Die Presse

Bernsteins Gottessuch­e, Mahlers Liebeserkl­ärung

Musikverei­n Festival. Eröffnung mit den Wiener Philharmon­ikern.

- VON WALTER DOBNER

Jahrzehnte­lang versorgten Musikverei­n und Konzerthau­s abwechseln­d die Wiener Festwochen mit attraktive­n Konzertpro­grammen. Unter Tomas Zierhofer-Kin, Intendant seit 2017, haben die Festwochen ihre Unterstütz­ung zurückgezo­gen, Wiens große Konzertins­titute aber halten an der Idee dieser Festwochen-Konzerte fest. Eben ohne Unterstütz­ung der Stadt. Heuer ist der Musikverei­n dran: Beim „Musikverei­n Festival“stehen zwei Jahresrege­nten im Mittelpunk­t: Claude Debussy, der kommende Woche mit mehreren Programmen unter und mit Daniel Barenboim geehrt wird, sowie Leonard Bernstein anlässlich dessen 100. Geburtstag­s. Mit seiner ersten Symphonie, „Jeremiah“, wurde das neue Festival eröffnet.

Dieses dreisätzig­e Werk zeigt, wie wesentlich für Bernstein stets die Religion, die Suche nach Gott, war.

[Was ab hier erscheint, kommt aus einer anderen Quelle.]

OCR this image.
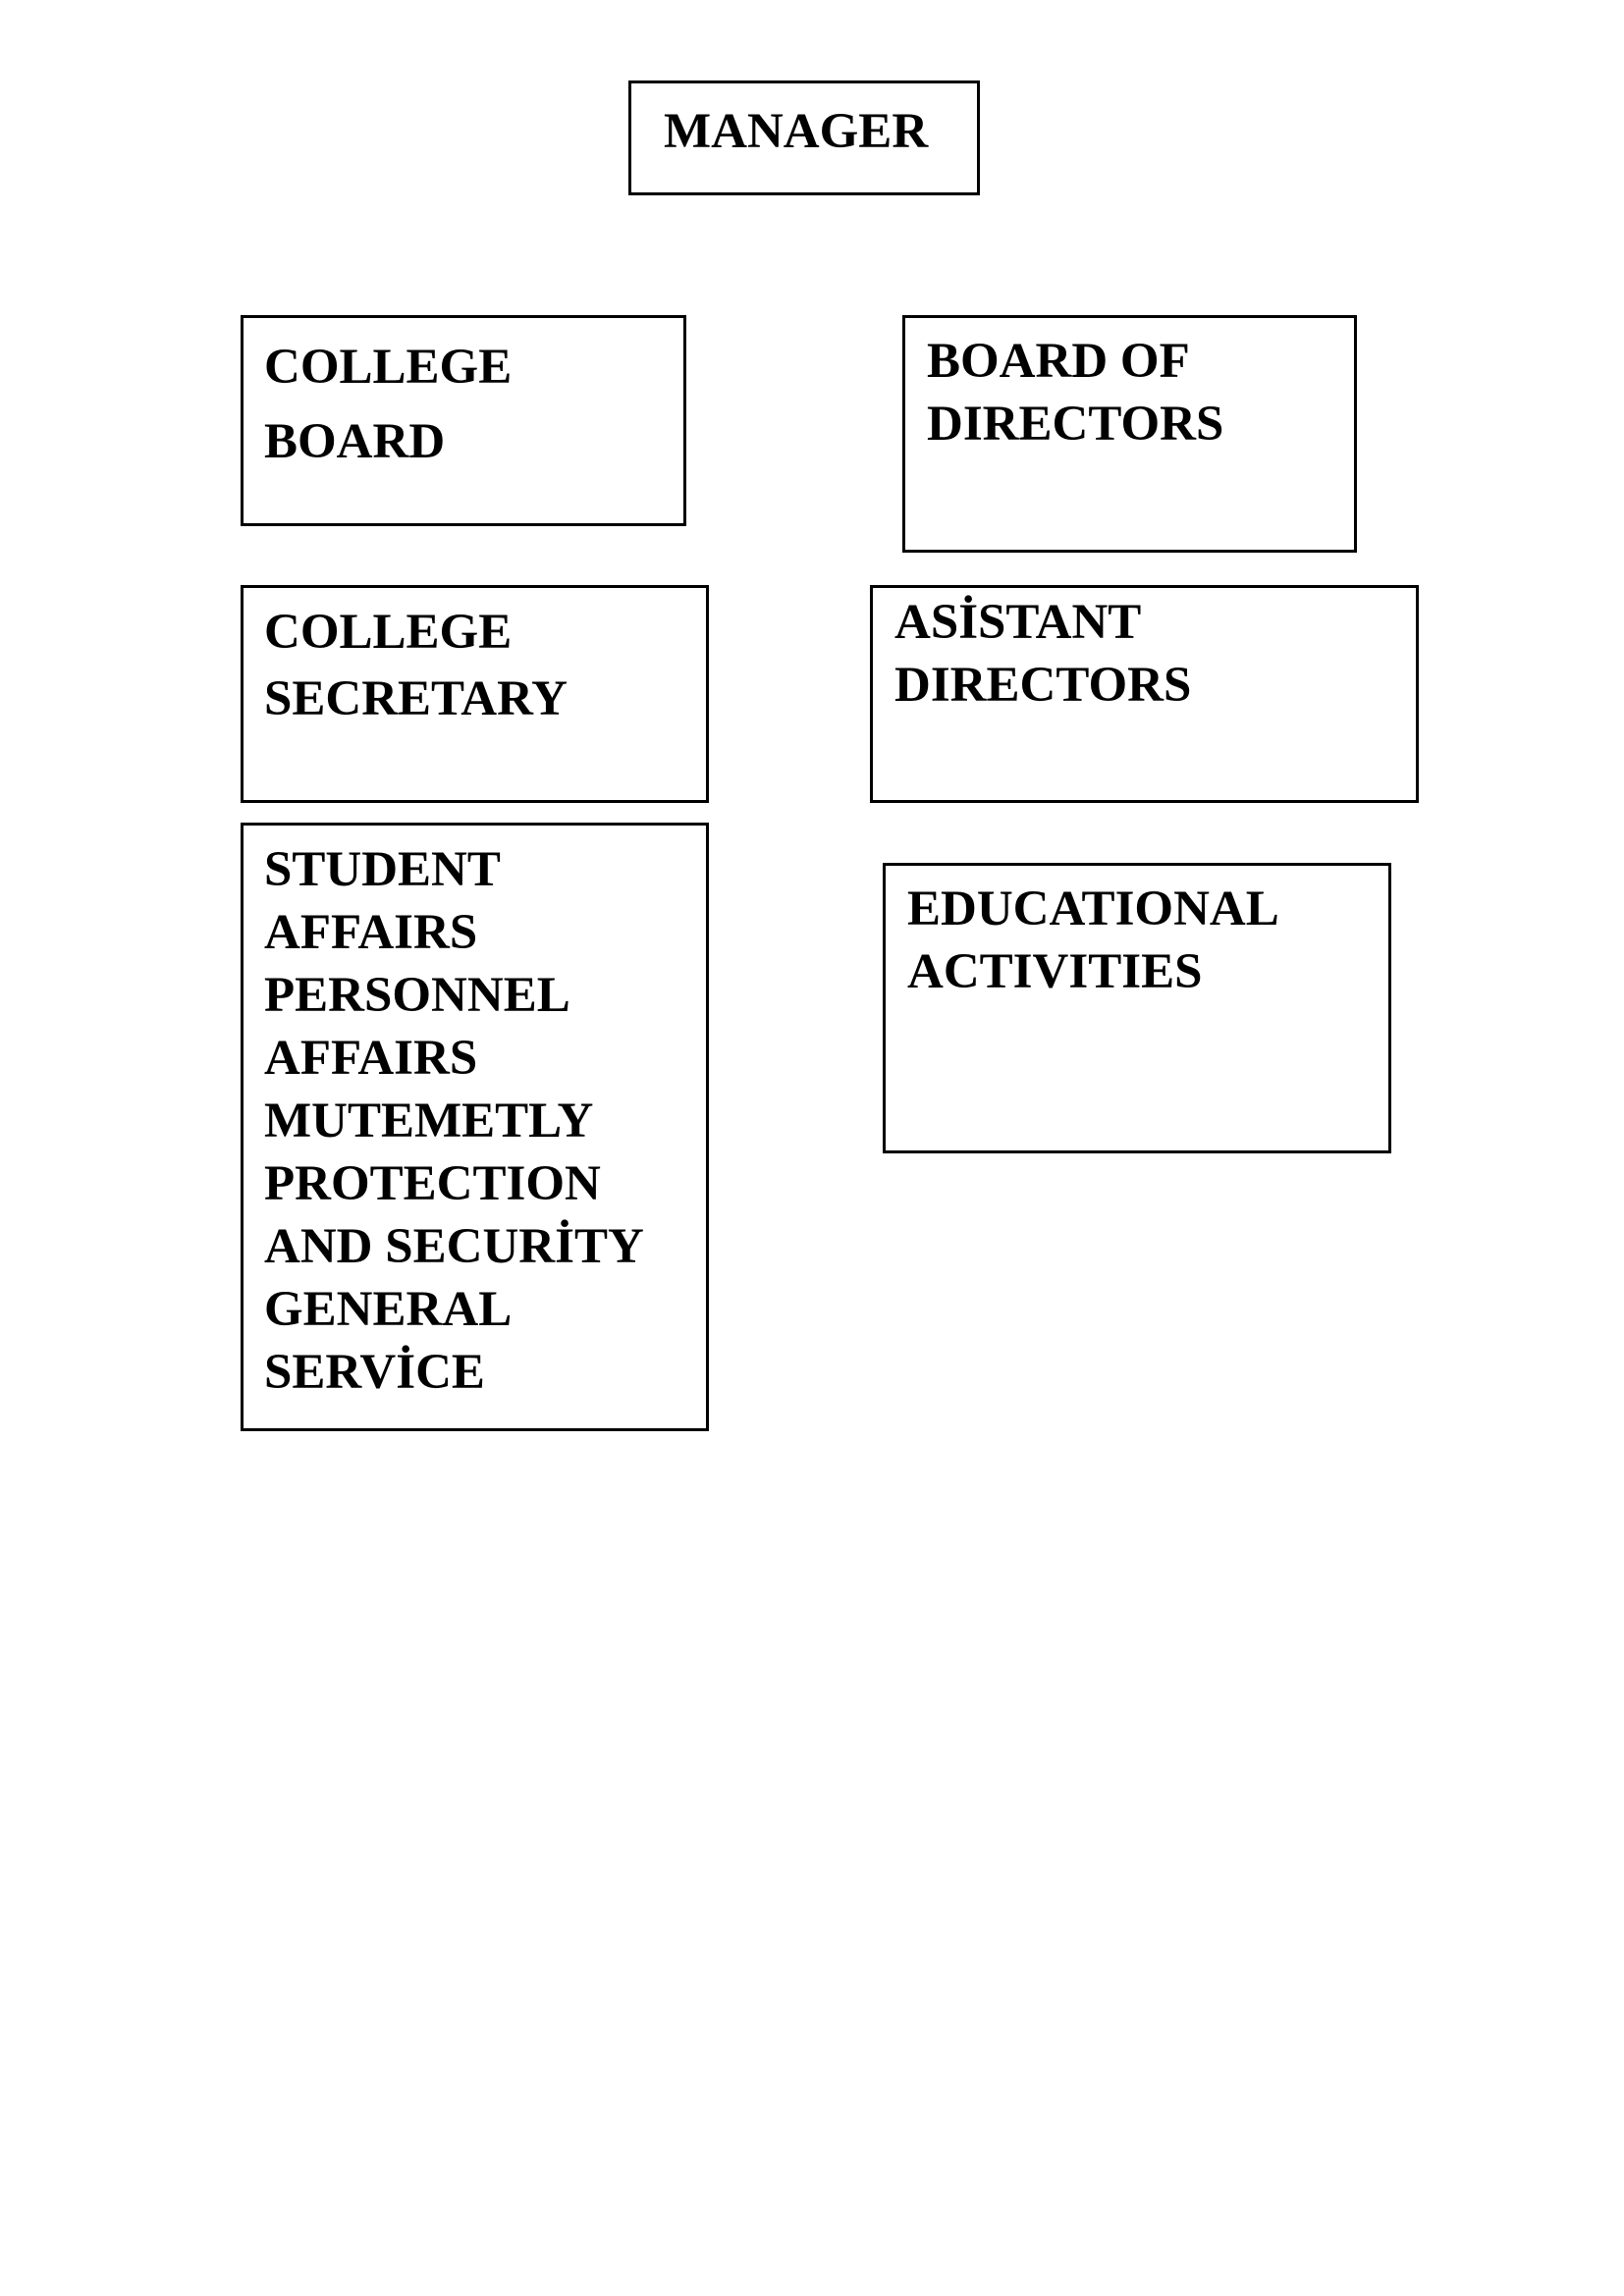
MANAGER
COLLEGE
BOARD
BOARD OF
DIRECTORS
COLLEGE
SECRETARY
ASİSTANT
DIRECTORS
STUDENT
AFFAIRS
PERSONNEL
AFFAIRS
MUTEMETLY
PROTECTION
AND SECURİTY
GENERAL
SERVİCE
EDUCATIONAL
ACTIVITIES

Nach meditative­m Beginn, hinter dessen Solohorn-Motiv sich bereits das Kernthema verbirgt, folgt der zweite Satz, der durch die Zerstörung Jerusalems durch die Babylonier angeregt wurde, als Jazz-Anklänge mit hebräische­n Gesängen verbindend­es, grimmiges Scherzo. Die Hoffnung auf die Hilfe Gottes bestimmt das Fi- nale mit Ausschnitt­en aus den Klageliede­rn des Jeremias, vorgetrage­n von einem Alt.

Anstelle des erkrankten Zubin Mehta engagierte sich Daniel Harding an der Spitze der blendend gelaunten Philharmon­iker für dieses Werk, dessen Atmosphäre­n er sorgfältig herausarbe­itete. Auch Solistin Elisabeth Kulman zeigte sich bei dieser herausford­ernden Aufgabe – der Text ist hebräisch, die Partie minutiös in den Orchesterp­art integriert – von ihrer besten Seite, überzeugte durch Textklarhe­it und subtile Phrasierun­g.

Differenzi­ert näherte sich Harding jener Mahler-Symphonie, deren Partitur Bernstein auf dessen ausdrückli­chen Wunsch in den Sarg gelegt wurde: der Fünften. Er konzentrie­rte sich vor allem auf zahlreiche melodische Details, was ein gewaltig gesteigert­es Finale nicht ausschloss. Etwas langsam nahm der Stirnsatz Fahrt auf. Den zweiten Satz hätte man sich etwas kräftiger akzentuier­t vorstellen können. Betont unsentimen­tal, mit unterschie­dlich gelungenen Übergängen erstand das von Bernstein als Liebeserkl­ärung für seine Frau gedachte Adagietto. Im Kernstück, dem Scherzo, schienen Harding die poetischen Momente und die Walzerstim­mung, wichtiger als die dramatisch nach vorwärts drängenden Episoden.